What is in soil, and what makes it healthy? Well to this day, scientists have not cracked the code on soil. Let’s just leave it as an amazing mystery for now. And sorry to frustrate you again, but soil health, like many things in nature, cannot be boiled down to one factor. But we do know that soil health is linked to microbes.
Our grasses have a symbiotic relationship with the microbes living in our soil. Root exudates, containing minerals and sugars, feed beneficial (hopefully) microbes. In turn, these microbes form a barrier against pathogens that attack the roots.
Ever helpful microbes also break down bits of the parent rock (foundational base of soil) to release minerals that were previously unavailable to roots. With more nutrition, grass roots grow stronger (calcium) and have better soil penetration, creating tiny pockets of air. These spaces with increased oxygen enable even more microbes to thrive and handily double up as water storage areas. To round off (in case you forgot, the question was what makes soil healthy), microbes are the indispensable go-betweens that boost plant and soil health, and by doing so, their own health – Nature’s triple win!
“Building healthy, balanced soils is the greatest priority on our farm. Ultimately, nature knows best and the more we understand and work with her nuances the better the product we can produce.”
The Aftermath (Dung)
After much belching and farting, ‘dung’ is excreted from the cattle approximately 24 to 72 hours after it entered their chops. This dung pile may not seem that exciting or even a little disgusting to the human eye, but it provides food for another important but often overlooked little critter, the dung beetle.
The Catalyst (Cattle)
The Gundooee herd graze on a nutrient dense pasture. They have a selection of up to 70 different perennials on their plates to munch on. Eating is their primary past time and they just love doing it as there is so much choice.

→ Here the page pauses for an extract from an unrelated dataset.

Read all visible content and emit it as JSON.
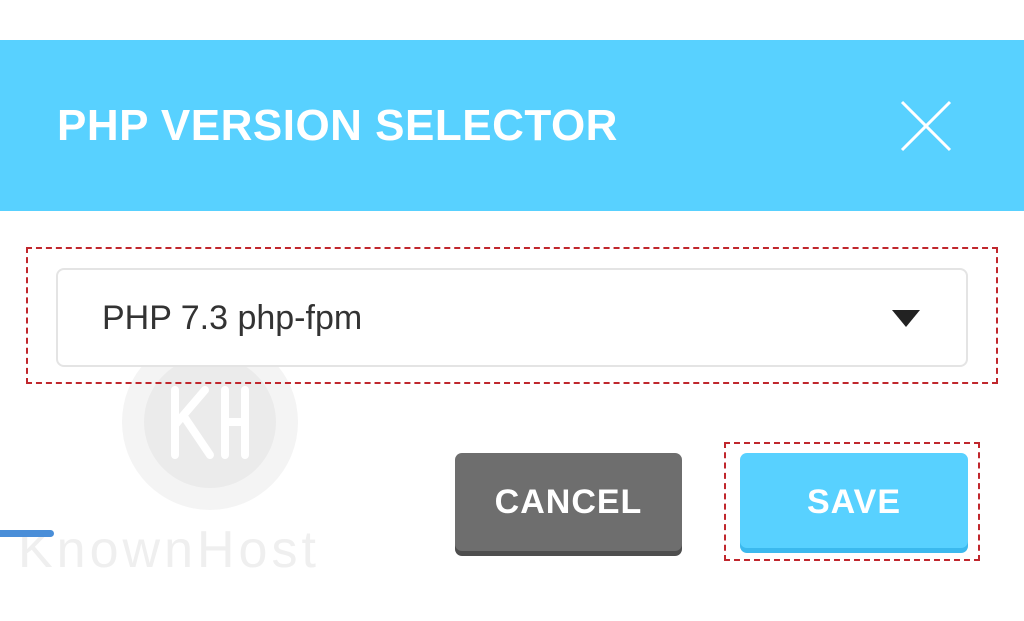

The Fertilisers (Dung Beetles)
The dung beetles take their feast of dung into the soil, opening it up and making food available for plants and microbes. Our cattle can produce in excess of 5 tonnes of cow-poo each day, and such excellent potential should not be wasted.
The Helpers (Microbes)
What makes the difference between unavailable nutrients (dirt and parent rock) and available nutrients for the grass to access? Microbes. Microbes make nutrients available to the plants which in turn flow into the cattle when eaten.
“I have learned that organic farming is about observing and accepting, then patiently encouraging.”